Silver Chef announced in December that it expected to miss full year guidance by the range of 10-15% (covered previously in The Wire here) and the half year results announced yesterday confirmed the issues raised by management at that time.

Whilst the company has continued to see strong growth in its core hospitality business, the GoGetta business has underperformed, with growth slowing (rental assets up just 1% from June 2013). To address the slowing GoGetta growth the company plans a renewed focus on the business with particular focus on recruitment and training of staff and in particular expertise in key sectors being targeted. The company aims to return the GoGetta business to previous levels of growth.

That said, the company still grew top line revenue by 26% and rental assets by 7%.

Revenues for the group were up 26% compared to the prior corresponding period with expenses up 30%. Increased expenses included costs of entering the Canadian market (set up costs of $0.56m). Net profit after tax was up 10% however this included some one off write backs, underlying net profit was flat.
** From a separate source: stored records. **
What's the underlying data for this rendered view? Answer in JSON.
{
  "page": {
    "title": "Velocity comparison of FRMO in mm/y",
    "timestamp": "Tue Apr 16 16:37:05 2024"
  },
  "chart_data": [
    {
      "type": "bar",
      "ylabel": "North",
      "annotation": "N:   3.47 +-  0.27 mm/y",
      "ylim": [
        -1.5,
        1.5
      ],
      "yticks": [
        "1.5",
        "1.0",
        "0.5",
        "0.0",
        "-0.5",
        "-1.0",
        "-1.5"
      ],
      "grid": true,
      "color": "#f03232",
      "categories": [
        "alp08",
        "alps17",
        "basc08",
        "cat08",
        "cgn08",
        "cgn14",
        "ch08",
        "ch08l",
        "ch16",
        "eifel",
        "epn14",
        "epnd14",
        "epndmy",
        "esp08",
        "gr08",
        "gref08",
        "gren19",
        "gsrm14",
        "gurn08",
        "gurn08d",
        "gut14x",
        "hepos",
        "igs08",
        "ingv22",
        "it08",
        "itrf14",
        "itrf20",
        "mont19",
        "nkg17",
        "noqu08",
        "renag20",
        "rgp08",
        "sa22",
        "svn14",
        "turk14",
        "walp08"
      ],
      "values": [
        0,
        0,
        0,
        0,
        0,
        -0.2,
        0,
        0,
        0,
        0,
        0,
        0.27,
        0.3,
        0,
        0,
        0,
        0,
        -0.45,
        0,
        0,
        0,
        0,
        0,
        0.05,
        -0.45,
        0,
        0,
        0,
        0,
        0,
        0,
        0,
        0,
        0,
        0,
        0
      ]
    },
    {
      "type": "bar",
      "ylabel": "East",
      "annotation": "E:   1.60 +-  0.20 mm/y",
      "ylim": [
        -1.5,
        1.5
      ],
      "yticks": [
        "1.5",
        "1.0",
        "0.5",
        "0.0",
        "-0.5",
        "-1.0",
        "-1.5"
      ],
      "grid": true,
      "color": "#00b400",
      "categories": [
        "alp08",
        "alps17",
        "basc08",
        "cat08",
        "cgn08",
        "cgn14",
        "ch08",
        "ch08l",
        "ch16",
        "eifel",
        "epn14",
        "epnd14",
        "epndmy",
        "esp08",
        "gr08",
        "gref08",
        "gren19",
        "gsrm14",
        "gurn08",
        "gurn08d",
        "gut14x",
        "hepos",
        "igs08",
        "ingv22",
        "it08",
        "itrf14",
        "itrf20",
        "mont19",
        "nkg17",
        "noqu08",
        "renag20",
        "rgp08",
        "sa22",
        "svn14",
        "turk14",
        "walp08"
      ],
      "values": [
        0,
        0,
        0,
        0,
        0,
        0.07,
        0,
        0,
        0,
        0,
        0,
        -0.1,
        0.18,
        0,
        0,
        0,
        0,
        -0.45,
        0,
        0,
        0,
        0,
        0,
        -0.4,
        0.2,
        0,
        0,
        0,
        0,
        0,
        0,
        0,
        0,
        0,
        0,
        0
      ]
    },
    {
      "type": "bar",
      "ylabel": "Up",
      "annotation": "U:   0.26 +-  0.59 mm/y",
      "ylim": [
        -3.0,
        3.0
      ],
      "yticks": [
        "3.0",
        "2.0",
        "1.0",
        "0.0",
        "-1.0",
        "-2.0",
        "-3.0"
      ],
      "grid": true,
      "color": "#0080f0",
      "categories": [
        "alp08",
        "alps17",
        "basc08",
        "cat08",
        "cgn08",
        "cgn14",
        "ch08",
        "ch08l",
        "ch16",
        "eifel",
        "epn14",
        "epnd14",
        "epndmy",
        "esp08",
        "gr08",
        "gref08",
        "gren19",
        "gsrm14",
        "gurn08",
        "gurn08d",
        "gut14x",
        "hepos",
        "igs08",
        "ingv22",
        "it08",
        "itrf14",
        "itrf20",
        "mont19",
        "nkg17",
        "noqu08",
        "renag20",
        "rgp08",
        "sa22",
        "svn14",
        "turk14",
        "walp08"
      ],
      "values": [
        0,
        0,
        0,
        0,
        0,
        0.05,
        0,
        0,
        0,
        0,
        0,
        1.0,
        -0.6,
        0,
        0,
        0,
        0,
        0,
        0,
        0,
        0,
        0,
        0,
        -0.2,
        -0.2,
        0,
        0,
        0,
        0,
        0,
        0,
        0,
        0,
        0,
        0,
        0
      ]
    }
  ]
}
The Silver Chef fixed rate 2018 bond is available to retail and wholesale investors from $10,000. Current yield to maturity is 6.61% and running yield 7.92%.For more information, please call your local dealer.

Key terms
Running yield
Running yield uses the current price of a bond instead of its face value and represents the return an investor would expect if he or she purchased a bond and held it for a year. It is calculated by dividing the coupon by the market price.

Yield to maturity

The return an investor will receive if they buy a bond and hold the bond to maturity. It is the annualised return based on all coupon payments plus the face value or the market price if it was purchased on a secondary market. Yield to maturity thus includes any gain or loss if the security was purchased at a discount (below face value) or premium (above face value). It refers to the interest or dividends received from a security and is usually expressed annually or semi-annually as a percentage based on the investment’s cost, its current market value or its face value. Bond yields may be quoted either as an absolute rate or as a margin to the interest rate swap rate for the same maturity. It is a useful indicator of value because it allows for direct comparison between different types of securities with various maturities and credit risk. Note that the calculation makes the assumption that all coupon payments can be reinvested at the yield to maturity rate. Also, the yield and coupon are different.